This repository contains code written to analyze single cell RNA sequencing data for adult and larva zebrafish retinal ganglion cells (RGCs) associated with the paper Kölsch, Yvonne, et al. "Molecular classification of zebrafish retinal ganglion cells links genes to cell types to behavior.", Neuron, in press. The analysis heavily relies on the R package Seurat and may be useful to users who wish to reproduce the results of the paper or try alternative analysis strategies. The raw sequence data associated with the publication is publicly available through the Gene Expression Omnibus (accession number GSE152842, while the gene expression matrices (GEMs) are available here as rds files.
Direct visualization of the results reported in the paper is available through the Broad Institute's Single Cell Portal (SCP). The final R data objects are also available via Google Drive for those who wish to perform their own analysis and visualization.
If you use data or code made available here in your work, please consider citing,
Kölsch, Yvonne, et al. "Molecular classification of zebrafish retinal ganglion cells links genes to cell types to behavior." bioRxiv (2020).
Please direct any questions associated with this repository to Joshua Hahn ([email protected]) or Karthik Shekhar ([email protected]).

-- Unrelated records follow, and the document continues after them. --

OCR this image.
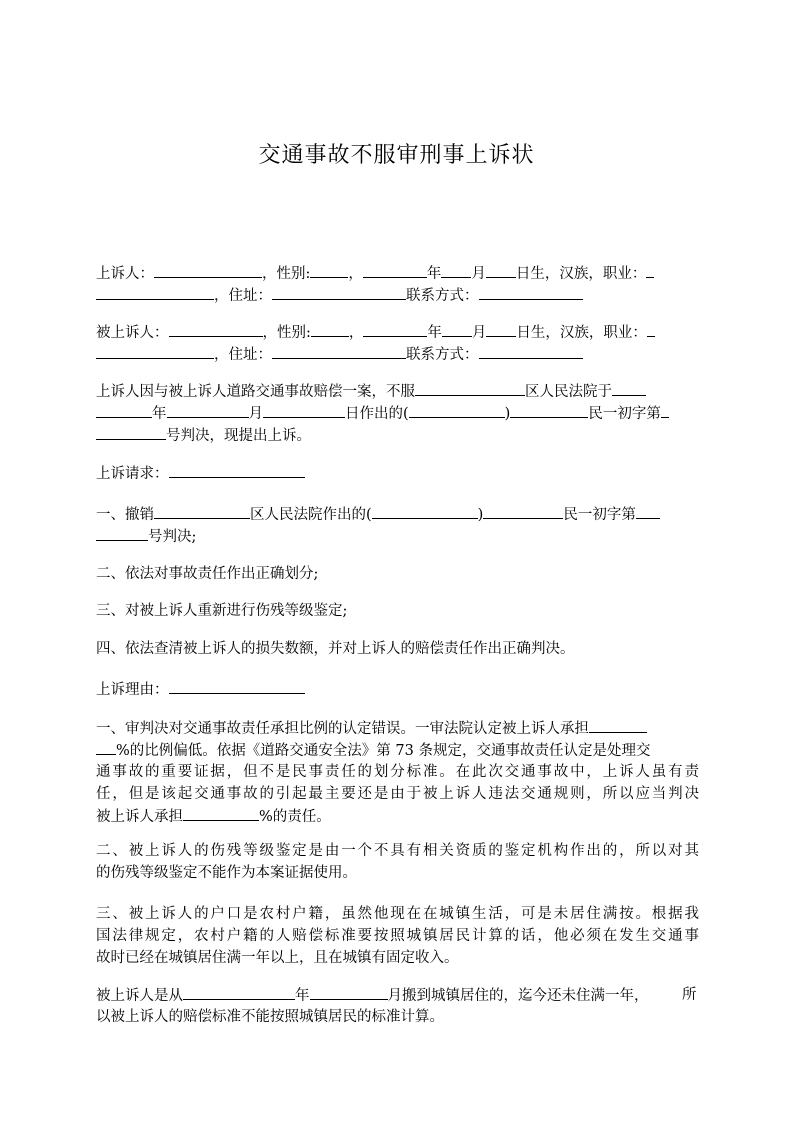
交通事故不服审刑事上诉状
上诉人：	，性别:	，	年 月 日生，汉族，职业：
，住址：	联系方式：
被上诉人：	，性别:	，	年 月 日生，汉族，职业：
，住址：	联系方式：
上诉人因与被上诉人道路交通事故赔偿一案，不服	区人民法院于
年	月	日作出的(	)	民一初字第
号判决，现提出上诉。
上诉请求：
一、撤销	区人民法院作出的(	)	民一初字第
号判决;
二、依法对事故责任作出正确划分;
三、对被上诉人重新进行伤残等级鉴定;
四、依法查清被上诉人的损失数额，并对上诉人的赔偿责任作出正确判决。
上诉理由：
一、审判决对交通事故责任承担比例的认定错误。一审法院认定被上诉人承担
%的比例偏低。依据《道路交通安全法》第 73 条规定，交通事故责任认定是处理交
通事故的重要证据，但不是民事责任的划分标准。在此次交通事故中，上诉人虽有责
任，但是该起交通事故的引起最主要还是由于被上诉人违法交通规则，所以应当判决
被上诉人承担	%的责任。
二、被上诉人的伤残等级鉴定是由一个不具有相关资质的鉴定机构作出的，所以对其
的伤残等级鉴定不能作为本案证据使用。
三、被上诉人的户口是农村户籍，虽然他现在在城镇生活，可是未居住满按。根据我
国法律规定，农村户籍的人赔偿标准要按照城镇居民计算的话，他必须在发生交通事
故时已经在城镇居住满一年以上，且在城镇有固定收入。
被上诉人是从	年	月搬到城镇居住的，迄今还未住满一年， 所
以被上诉人的赔偿标准不能按照城镇居民的标准计算。
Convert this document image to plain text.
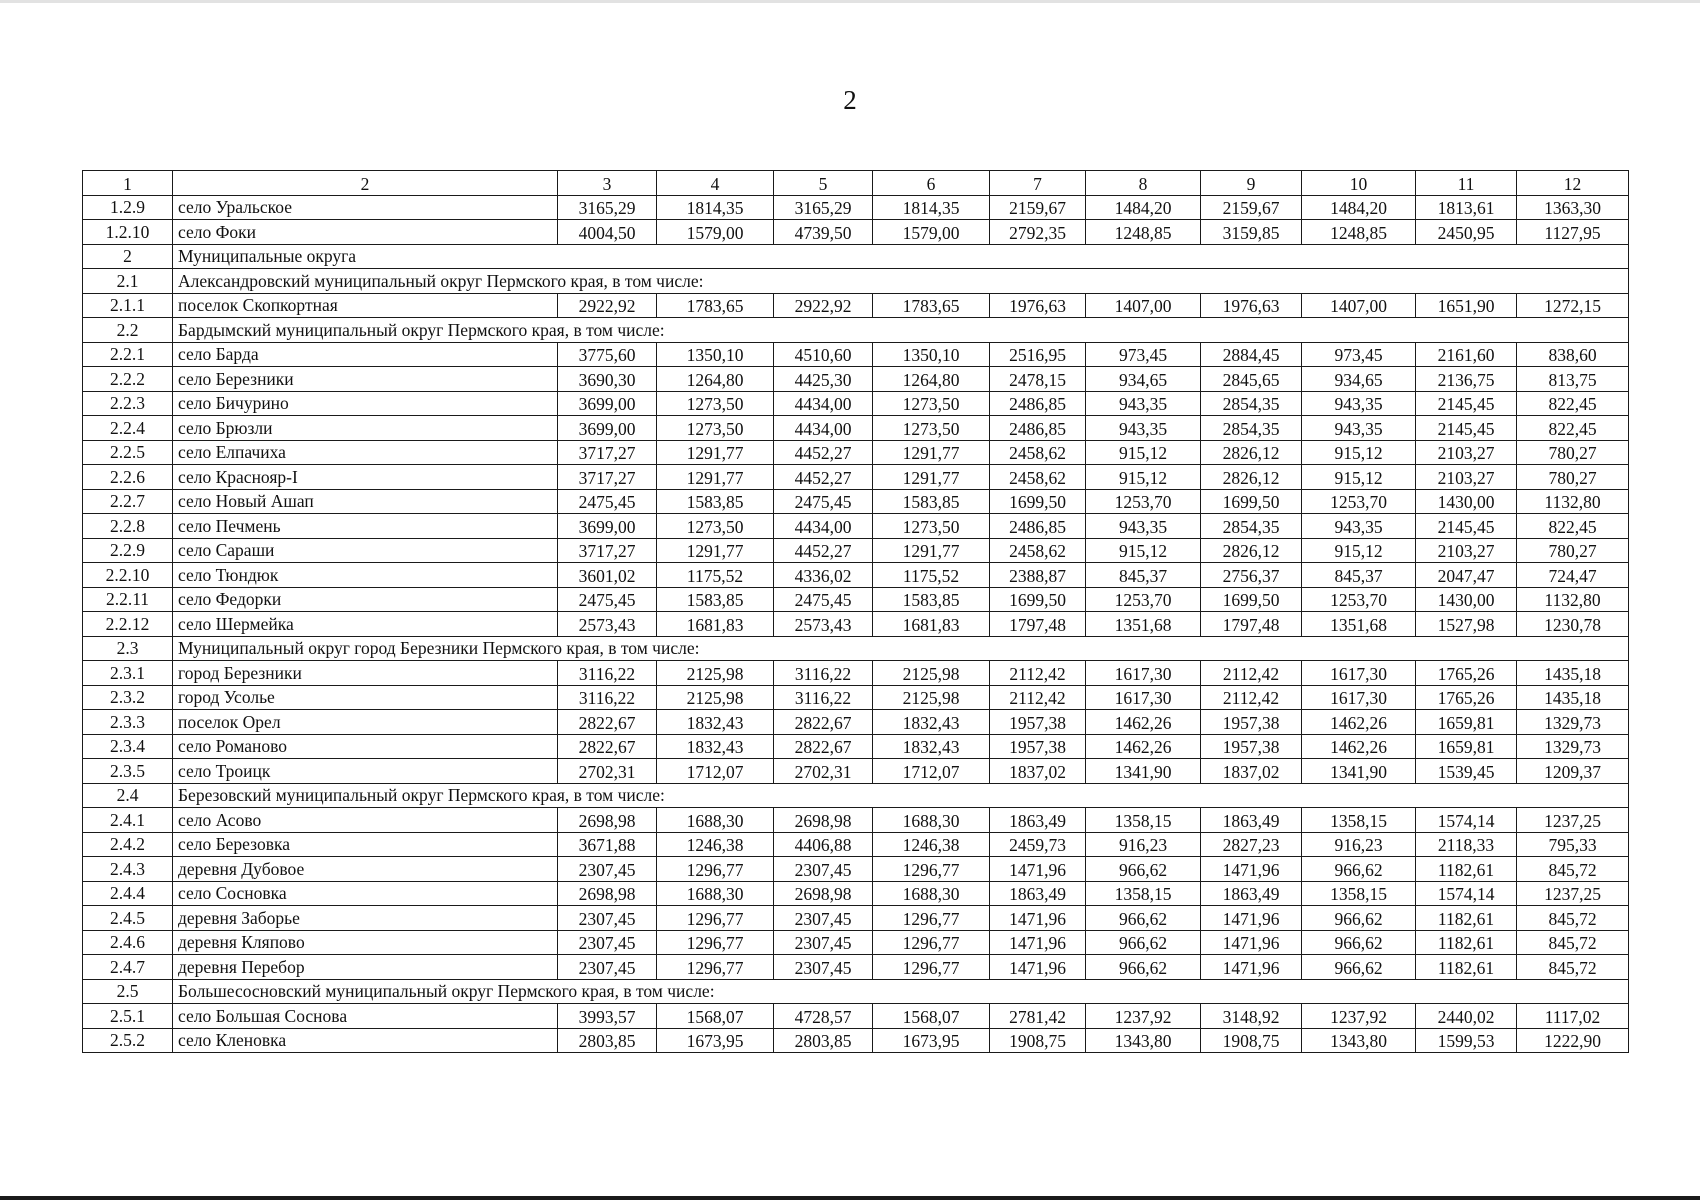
2
1	2	3	4	5	6	7	8	9	10	11	12
1.2.9	село Уральское	3165,29	1814,35	3165,29	1814,35	2159,67	1484,20	2159,67	1484,20	1813,61	1363,30
1.2.10	село Фоки	4004,50	1579,00	4739,50	1579,00	2792,35	1248,85	3159,85	1248,85	2450,95	1127,95
2	Муниципальные округа										
2.1	Александровский муниципальный округ Пермского края, в том числе:										
2.1.1	поселок Скопкортная	2922,92	1783,65	2922,92	1783,65	1976,63	1407,00	1976,63	1407,00	1651,90	1272,15
2.2	Бардымский муниципальный округ Пермского края, в том числе:										
2.2.1	село Барда	3775,60	1350,10	4510,60	1350,10	2516,95	973,45	2884,45	973,45	2161,60	838,60
2.2.2	село Березники	3690,30	1264,80	4425,30	1264,80	2478,15	934,65	2845,65	934,65	2136,75	813,75
2.2.3	село Бичурино	3699,00	1273,50	4434,00	1273,50	2486,85	943,35	2854,35	943,35	2145,45	822,45
2.2.4	село Брюзли	3699,00	1273,50	4434,00	1273,50	2486,85	943,35	2854,35	943,35	2145,45	822,45
2.2.5	село Елпачиха	3717,27	1291,77	4452,27	1291,77	2458,62	915,12	2826,12	915,12	2103,27	780,27
2.2.6	село Краснояр-I	3717,27	1291,77	4452,27	1291,77	2458,62	915,12	2826,12	915,12	2103,27	780,27
2.2.7	село Новый Ашап	2475,45	1583,85	2475,45	1583,85	1699,50	1253,70	1699,50	1253,70	1430,00	1132,80
2.2.8	село Печмень	3699,00	1273,50	4434,00	1273,50	2486,85	943,35	2854,35	943,35	2145,45	822,45
2.2.9	село Сараши	3717,27	1291,77	4452,27	1291,77	2458,62	915,12	2826,12	915,12	2103,27	780,27
2.2.10	село Тюндюк	3601,02	1175,52	4336,02	1175,52	2388,87	845,37	2756,37	845,37	2047,47	724,47
2.2.11	село Федорки	2475,45	1583,85	2475,45	1583,85	1699,50	1253,70	1699,50	1253,70	1430,00	1132,80
2.2.12	село Шермейка	2573,43	1681,83	2573,43	1681,83	1797,48	1351,68	1797,48	1351,68	1527,98	1230,78
2.3	Муниципальный округ город Березники Пермского края, в том числе:										
2.3.1	город Березники	3116,22	2125,98	3116,22	2125,98	2112,42	1617,30	2112,42	1617,30	1765,26	1435,18
2.3.2	город Усолье	3116,22	2125,98	3116,22	2125,98	2112,42	1617,30	2112,42	1617,30	1765,26	1435,18
2.3.3	поселок Орел	2822,67	1832,43	2822,67	1832,43	1957,38	1462,26	1957,38	1462,26	1659,81	1329,73
2.3.4	село Романово	2822,67	1832,43	2822,67	1832,43	1957,38	1462,26	1957,38	1462,26	1659,81	1329,73
2.3.5	село Троицк	2702,31	1712,07	2702,31	1712,07	1837,02	1341,90	1837,02	1341,90	1539,45	1209,37
2.4	Березовский муниципальный округ Пермского края, в том числе:										
2.4.1	село Асово	2698,98	1688,30	2698,98	1688,30	1863,49	1358,15	1863,49	1358,15	1574,14	1237,25
2.4.2	село Березовка	3671,88	1246,38	4406,88	1246,38	2459,73	916,23	2827,23	916,23	2118,33	795,33
2.4.3	деревня Дубовое	2307,45	1296,77	2307,45	1296,77	1471,96	966,62	1471,96	966,62	1182,61	845,72
2.4.4	село Сосновка	2698,98	1688,30	2698,98	1688,30	1863,49	1358,15	1863,49	1358,15	1574,14	1237,25
2.4.5	деревня Заборье	2307,45	1296,77	2307,45	1296,77	1471,96	966,62	1471,96	966,62	1182,61	845,72
2.4.6	деревня Кляпово	2307,45	1296,77	2307,45	1296,77	1471,96	966,62	1471,96	966,62	1182,61	845,72
2.4.7	деревня Перебор	2307,45	1296,77	2307,45	1296,77	1471,96	966,62	1471,96	966,62	1182,61	845,72
2.5	Большесосновский муниципальный округ Пермского края, в том числе:										
2.5.1	село Большая Соснова	3993,57	1568,07	4728,57	1568,07	2781,42	1237,92	3148,92	1237,92	2440,02	1117,02
2.5.2	село Кленовка	2803,85	1673,95	2803,85	1673,95	1908,75	1343,80	1908,75	1343,80	1599,53	1222,90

This repository contains five R notebooks in total. One notebook is a tutorial for those interested in immediately working with and visualizing the data objects. The remaining four notebooks go through separate portions of the analysis, beginning from the raw count matrices. Each notebook is accompanied by an html document showing results. In addition to these notebooks, a variety of custom scripts are available in the utils folder to simplify the analysis.
This notebook provides a brief tutorial on how to interact with the final zebrafish objects available here. The tutorial covers the basic object architecture and a few visualization tools in Seurat.
This notebook guides users through the clustering of adult zebrafish RGCs using functionalities within the R package Seurat. Steps including loading the count matrices, setting up the Seurat object, initial clustering, data integration, removal of contaminant cell classes, and cluster visualization.
This notebook guides users through the clustering of larva zebrafish RGCs using functionalities within the R package Seurat. Steps including loading the count matrices, setting up the Seurat object, initial clustering, removal of contaminant cell classes, separation of mature and immature clusters, and cluster visualization.
This notebook explores expression of transcription factors, neuropeptides, and cell surface and adhesion molecules across larval and adult clusters by starting from initial gene databases curated from zfin.org.
This notebook builds supervised classification models using xgboost to compare the larval and adult clusters. One classification model is built to map adult cells to mature larval clusters. Adult clusters and mature larval clusters that map one to one are further explored to discover type specific and global changes in expression patterns. A second model is built to map mature larva cells to immature larval clusters to determine the extent to which diversification is complete at the larval stage.
This folder contains three scripts used for analysis and a fourth script demonstrating how to implement the xgboost algorithm.
Contains a variety of functions used for plotting and figure generation.
Contains functions to condense portions of the analysis.
Contains functions for implementing the xgboost algorithm.
An example script showing how to implement the xgboost algorithm.